Я не удержался и прошептал, словно про себя:
— А я-то думал, он предпочитает арабов!
— Почему?
— Да так. Спокойной ночи.
Однако это осталось лишь пожеланием. Я задремал, но вскоре почувствовал, как прохладный золотой скарабей скользит по моей груди. В эту ночь мы почти не спали — ни Эглантина, ни скарабей, ни я.
Разбудил нас телефонный звонок библиотекаря. Было чуть больше девяти. Будильник не прозвонил (по той простой причине, что ни один из нас не подумал его завести). «Ну что я за тупица!» — воскликнула Эглантина и бросилась в ванную.
Оказалось, мои справки готовы и я могу за ними заехать. Но когда я прибыл, незадолго до обеденного перерыва, Жан Моравски был занят. Вооружившись двумя томами «Универсальной энциклопедии» и «Сборником фразеологизмов» Клода Дюнетона, я не глядя уселся за ближайший стол и попытался с их помощью прояснить серьезный вопрос об упоминании верхней прокладки цилиндра в качестве поэтической метафоры. Напрасно. Ибо, как я вскоре обнаружил, напротив меня сидел уже знакомый старик, чьи регулярные похохатывания меня отвлекали. Любопытно, что книга, которая вызывала у него такие вспышки веселья, была та же, что и в прошлый раз — in quarto в темном переплете, и другие книги, стопкой лежавшие перед ним, тоже, судя по всему, были те же самые.
Но неожиданно рядом со мной возник библиотекарь, прервав мои наблюдения.
— Пойдемте со мной, — возбужденно зашептал он, — у меня для вас кое-что есть!
Едва лишь мы вошли в его кабинет, он сунул мне под нос ксерокопию, при виде которой меня едва не стошнило. Помимо моих прочих слабостей, я страдаю арахнофобией. А сейчас передо мной была статья, иллюстрированная фотографиями многочисленных разновидностей пауков.
— Вот вам еще один «первый раз». Этого еще не было, но скоро будет: коза-паук!

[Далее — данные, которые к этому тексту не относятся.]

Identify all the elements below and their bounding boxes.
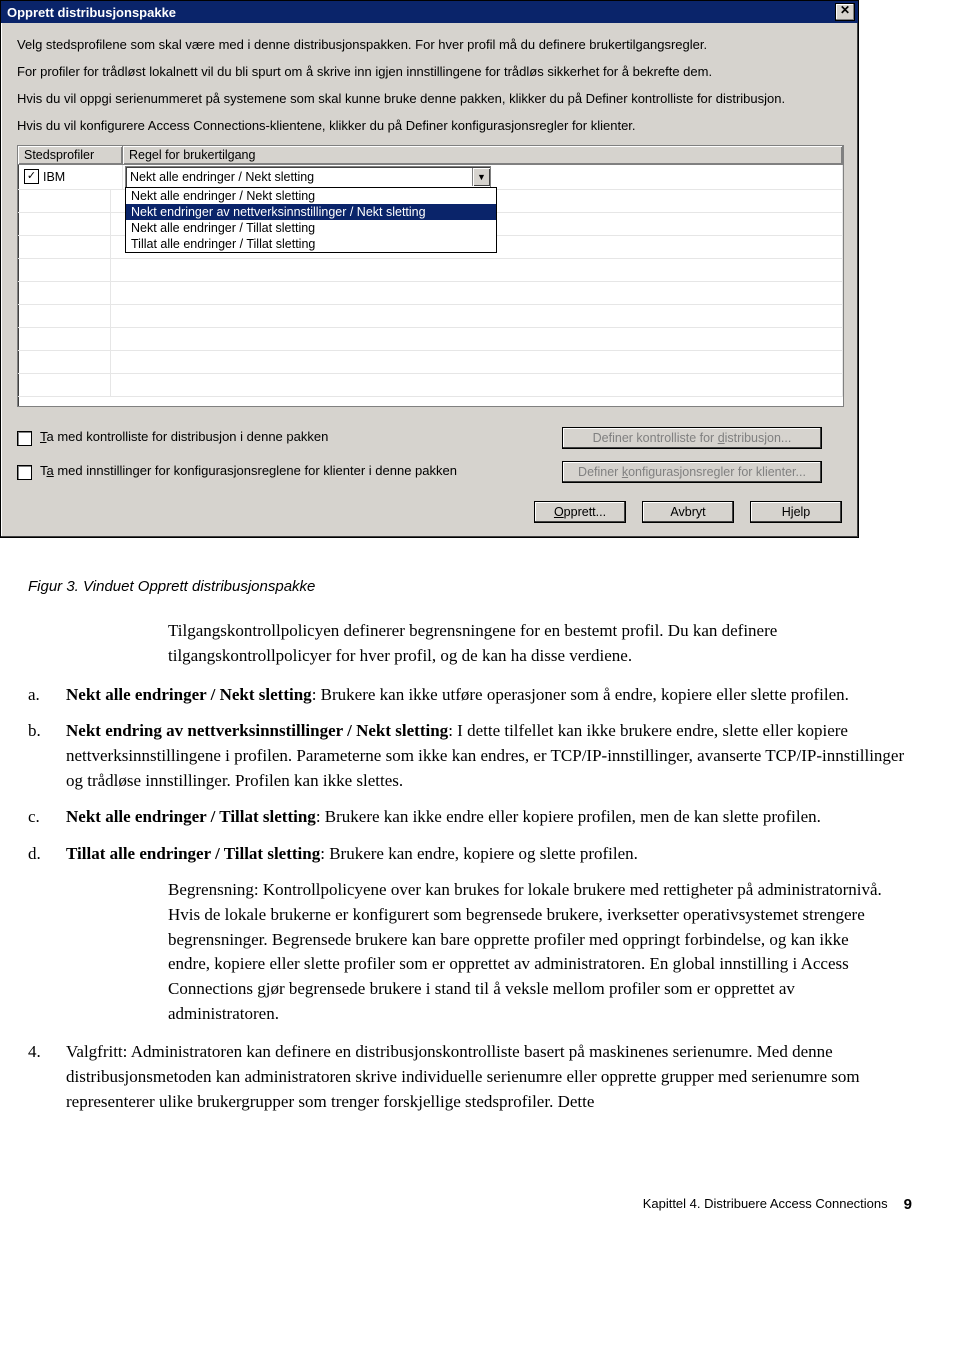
item-a-body: Nekt alle endringer / Nekt sletting: Bru… xyxy=(66,683,912,708)
checkbox-row-1: TTa med kontrolliste for distribusjon i … xyxy=(17,429,542,446)
column-regel[interactable]: Regel for brukertilgang xyxy=(123,146,843,164)
chevron-down-icon[interactable]: ▼ xyxy=(472,168,490,186)
item-4-body: Valgfritt: Administratoren kan definere … xyxy=(66,1040,912,1114)
intro-line-1: Velg stedsprofilene som skal være med i … xyxy=(17,37,842,54)
window-title: Opprett distribusjonspakke xyxy=(7,5,835,20)
document-content: Figur 3. Vinduet Opprett distribusjonspa… xyxy=(0,538,960,1167)
column-stedsprofiler[interactable]: Stedsprofiler xyxy=(18,146,123,164)
grid-header: Stedsprofiler Regel for brukertilgang xyxy=(18,146,843,165)
intro-line-4: Hvis du vil konfigurere Access Connectio… xyxy=(17,118,842,135)
combobox-option[interactable]: Nekt alle endringer / Nekt sletting xyxy=(126,188,496,204)
list-item-b: b. Nekt endring av nettverksinnstillinge… xyxy=(28,719,912,793)
define-configrules-button[interactable]: Definer konfigurasjonsregler for kliente… xyxy=(562,461,822,483)
dialog-button-row: Opprett...Opprett... Avbryt HjelpHjelp xyxy=(17,501,842,523)
include-configrules-label: Ta med innstillinger for konfigurasjonsr… xyxy=(40,463,457,478)
item-c-bold: Nekt alle endringer / Tillat sletting xyxy=(66,807,316,826)
rule-combobox[interactable]: Nekt alle endringer / Nekt sletting ▼ Ne… xyxy=(125,166,491,188)
rule-cell: Nekt alle endringer / Nekt sletting ▼ Ne… xyxy=(123,165,843,190)
marker-a: a. xyxy=(28,683,52,708)
combobox-dropdown: Nekt alle endringer / Nekt sletting Nekt… xyxy=(125,187,497,253)
intro-text-block: Velg stedsprofilene som skal være med i … xyxy=(17,37,842,135)
titlebar: Opprett distribusjonspakke ✕ xyxy=(1,1,858,23)
marker-b: b. xyxy=(28,719,52,793)
profile-cell[interactable]: ✓ IBM xyxy=(18,165,123,190)
list-item-4: 4. Valgfritt: Administratoren kan define… xyxy=(28,1040,912,1114)
item-a-rest: : Brukere kan ikke utføre operasjoner so… xyxy=(312,685,849,704)
dialog-window: Opprett distribusjonspakke ✕ Velg stedsp… xyxy=(0,0,859,538)
item-d-rest: : Brukere kan endre, kopiere og slette p… xyxy=(320,844,638,863)
include-controllist-label: TTa med kontrolliste for distribusjon i … xyxy=(40,429,328,444)
define-controllist-button[interactable]: Definer kontrolliste for distribusjon...… xyxy=(562,427,822,449)
dialog-body: Velg stedsprofilene som skal være med i … xyxy=(1,23,858,537)
footer-page-number: 9 xyxy=(904,1196,912,1213)
item-b-bold: Nekt endring av nettverksinnstillinger /… xyxy=(66,721,448,740)
profile-name: IBM xyxy=(43,170,65,184)
item-c-rest: : Brukere kan ikke endre eller kopiere p… xyxy=(316,807,821,826)
combobox-option[interactable]: Tillat alle endringer / Tillat sletting xyxy=(126,236,496,252)
lower-controls: TTa med kontrolliste for distribusjon i … xyxy=(17,427,842,483)
profiles-grid: Stedsprofiler Regel for brukertilgang ✓ … xyxy=(17,145,844,407)
figure-caption: Figur 3. Vinduet Opprett distribusjonspa… xyxy=(28,576,912,598)
caption-text: Vinduet Opprett distribusjonspakke xyxy=(83,578,315,595)
lead-paragraph: Tilgangskontrollpolicyen definerer begre… xyxy=(168,619,882,668)
include-controllist-checkbox[interactable] xyxy=(17,431,32,446)
page-footer: Kapittel 4. Distribuere Access Connectio… xyxy=(0,1196,912,1213)
combobox-option-selected[interactable]: Nekt endringer av nettverksinnstillinger… xyxy=(126,204,496,220)
checkbox-row-2: Ta med innstillinger for konfigurasjonsr… xyxy=(17,463,542,480)
footer-chapter: Kapittel 4. Distribuere Access Connectio… xyxy=(0,1196,888,1213)
include-configrules-checkbox[interactable] xyxy=(17,465,32,480)
item-c-body: Nekt alle endringer / Tillat sletting: B… xyxy=(66,805,912,830)
list-item-a: a. Nekt alle endringer / Nekt sletting: … xyxy=(28,683,912,708)
item-b-body: Nekt endring av nettverksinnstillinger /… xyxy=(66,719,912,793)
marker-c: c. xyxy=(28,805,52,830)
marker-4: 4. xyxy=(28,1040,52,1114)
item-a-bold: Nekt alle endringer / Nekt sletting xyxy=(66,685,312,704)
list-item-d: d. Tillat alle endringer / Tillat sletti… xyxy=(28,842,912,867)
marker-d: d. xyxy=(28,842,52,867)
list-item-c: c. Nekt alle endringer / Tillat sletting… xyxy=(28,805,912,830)
combobox-option[interactable]: Nekt alle endringer / Tillat sletting xyxy=(126,220,496,236)
grid-row[interactable]: ✓ IBM Nekt alle endringer / Nekt slettin… xyxy=(18,165,843,190)
item-d-bold: Tillat alle endringer / Tillat sletting xyxy=(66,844,320,863)
combobox-selected-text: Nekt alle endringer / Nekt sletting xyxy=(130,170,472,184)
create-button[interactable]: Opprett...Opprett... xyxy=(534,501,626,523)
profile-checkbox-icon[interactable]: ✓ xyxy=(24,169,39,184)
close-icon[interactable]: ✕ xyxy=(835,3,855,21)
restriction-paragraph: Begrensning: Kontrollpolicyene over kan … xyxy=(168,878,882,1026)
item-d-body: Tillat alle endringer / Tillat sletting:… xyxy=(66,842,912,867)
help-button[interactable]: HjelpHjelp xyxy=(750,501,842,523)
intro-line-2: For profiler for trådløst lokalnett vil … xyxy=(17,64,842,81)
caption-prefix: Figur 3. xyxy=(28,578,79,595)
intro-line-3: Hvis du vil oppgi serienummeret på syste… xyxy=(17,91,842,108)
cancel-button[interactable]: Avbryt xyxy=(642,501,734,523)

Присмотревшись получше, я увидел и изображения коз. Опыты канадского биотехнолога, как пояснялось в статье, дают возможность получать шелковую нить из козьего молока! Ученому, этому новоявленному Франкенштейну, экспериментировавшему с парой рогатых травоядных, оказалось достаточно ввести ген протеина паучьей нити в генотип. Мало-помалу молочные железы потомства начали вырабатывать тонкую серебристо-серую нить, похожую на те, которыми пауки оплетают наши чердаки и подвалы, но гораздо длиннее и прочнее, чем любое волокно растительного, животного или искусственного происхождения. Таким образом, паучья нить, благодаря козьему племени, становится текстильным сырьем будущего!
Тут вошла коллега Моравски с Антильских островов и рассказала о «выпотрошенной» книге. Читатель, очевидно раздраженный тем, что не смог забрать домой нужный справочник, вырезал из него те тридцать страниц, которые его интересовали. Издание этой книги давно распродано — как ее заменить? На лицах у обоих в течение нескольких секунд холодная ярость сменилась горькой беспомощностью.
— Позвольте вас покинуть, — прошептал я, тактично удаляясь.
— Подождите, — остановил меня Моравски, доставая из-под груды книг на столе тонкую зеленую папку.
Это было досье о семейном положении всех женщин-министров периода Четвертой и Пятой республики.
— Огромное спасибо! — сказал я. — Увидимся на презентации Жеанны де… как там ее?
Последние слова я произнес машинально, как обычно говорят «до свиданья». Если кто-то во всем Оксерре и мог заинтересоваться выходом поэтического сборника, так это он. Но, к моему великому удивлению, он покачал головой. Кажется, я понял почему.
— Вы идете на другое литературное мероприятие?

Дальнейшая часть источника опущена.